Legal Tech für die Baurechtskanzlei

Die ARGE Baurecht unterstützt die Entwicklung eines LegalTech-Tools von Wolters Kluwer, das den Kanzleialltag, insbesondere die Bearbeitung baurechtlicher Fälle, zukunftsfähig machen will (wir berichteten). Am 19. Juni fand ein erster Workshop mit Mitgliedern der ARGE Baurecht in Hamburg statt. Die Teilnehmer diskutierten die vorgestellten Lösungsansätze zur Vereinfachung sachverhaltsbezogener Tätigkeiten. Johannes Klostermann, Leiter des Entwicklungsteams von Wolters Kluwer zeigt sich zufrieden: „Unsere Ideen fanden positiven Anklang, zugleich nahmen wir aber auch viele Anregungen zu kleinen oder größeren Verbesserungen mit.“ In einem ausführlichen Nachbericht berichtet Rechtsanwalt Jan Ole Bolten, selbst Teilnehmer des Workshops, über seine Eindrücke und die wichtigsten Erkenntnisse.

Der erste Hamburger Workshop von Wolters Kluwers geplanter Allzweckwaffe gegen den Schrecken „Leitz-Ordner“, genannt privates Baurecht, fand am 20. Juni 2018 in dem Hamburger Büro von BÖRGERS Rechtsanwälte statt.
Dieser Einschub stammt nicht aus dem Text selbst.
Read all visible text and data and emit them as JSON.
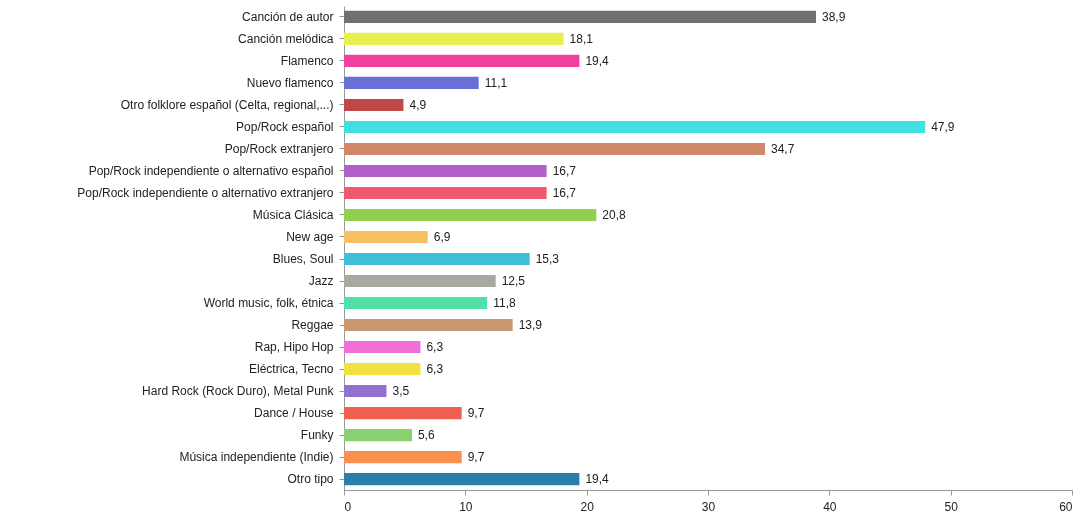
{
  "chart_data": {
    "type": "bar",
    "orientation": "horizontal",
    "categories": [
      "Canción de autor",
      "Canción melódica",
      "Flamenco",
      "Nuevo flamenco",
      "Otro folklore español (Celta, regional,...)",
      "Pop/Rock español",
      "Pop/Rock extranjero",
      "Pop/Rock independiente o alternativo español",
      "Pop/Rock independiente o alternativo extranjero",
      "Música Clásica",
      "New age",
      "Blues, Soul",
      "Jazz",
      "World music, folk, étnica",
      "Reggae",
      "Rap, Hipo Hop",
      "Eléctrica, Tecno",
      "Hard Rock (Rock Duro), Metal Punk",
      "Dance / House",
      "Funky",
      "Música independiente (Indie)",
      "Otro tipo"
    ],
    "values": [
      38.9,
      18.1,
      19.4,
      11.1,
      4.9,
      47.9,
      34.7,
      16.7,
      16.7,
      20.8,
      6.9,
      15.3,
      12.5,
      11.8,
      13.9,
      6.3,
      6.3,
      3.5,
      9.7,
      5.6,
      9.7,
      19.4
    ],
    "value_labels": [
      "38,9",
      "18,1",
      "19,4",
      "11,1",
      "4,9",
      "47,9",
      "34,7",
      "16,7",
      "16,7",
      "20,8",
      "6,9",
      "15,3",
      "12,5",
      "11,8",
      "13,9",
      "6,3",
      "6,3",
      "3,5",
      "9,7",
      "5,6",
      "9,7",
      "19,4"
    ],
    "colors": [
      "#707070",
      "#e8f050",
      "#f040a0",
      "#6870d8",
      "#c04848",
      "#40e0e0",
      "#d08868",
      "#b060c8",
      "#f05870",
      "#90d050",
      "#f8c060",
      "#40c0d8",
      "#a8a8a0",
      "#50e0a8",
      "#c89870",
      "#f070d8",
      "#f0e040",
      "#9070d0",
      "#f06050",
      "#88d070",
      "#f89050",
      "#2880a8"
    ],
    "xlim": [
      0,
      60
    ],
    "xticks": [
      0,
      10,
      20,
      30,
      40,
      50,
      60
    ],
    "grid": false
  }
}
Wolters Kluwer steckt mitten in der Entwicklung einer Softwarelösung für Baurechtsanwälte. Zu diesem Zweck finden laufend Interviews und Workshops mit Baurechtlern statt. Bei den Meetings geht es darum, die typischen Probleme des baurechtlichen Mandats aufzudecken und gemeinsam mögliche Lösungsansätze zu erarbeiten. Die Idee ist es, eine Anwendung nicht allein für, sondern zusammen mit Baurechtsanwälten zu entwickeln. Es geht dabei aber nicht um die Schaffung einer alternativen Kanzleisoftware. Auch ist es nicht beabsichtigt, die Arbeit des Rechtsanwalts zu ersetzen. In der Sache geht es vielmehr darum, die konkrete Fallarbeit des Baurechtsanwalts sehr viel effizienter zu gestalten.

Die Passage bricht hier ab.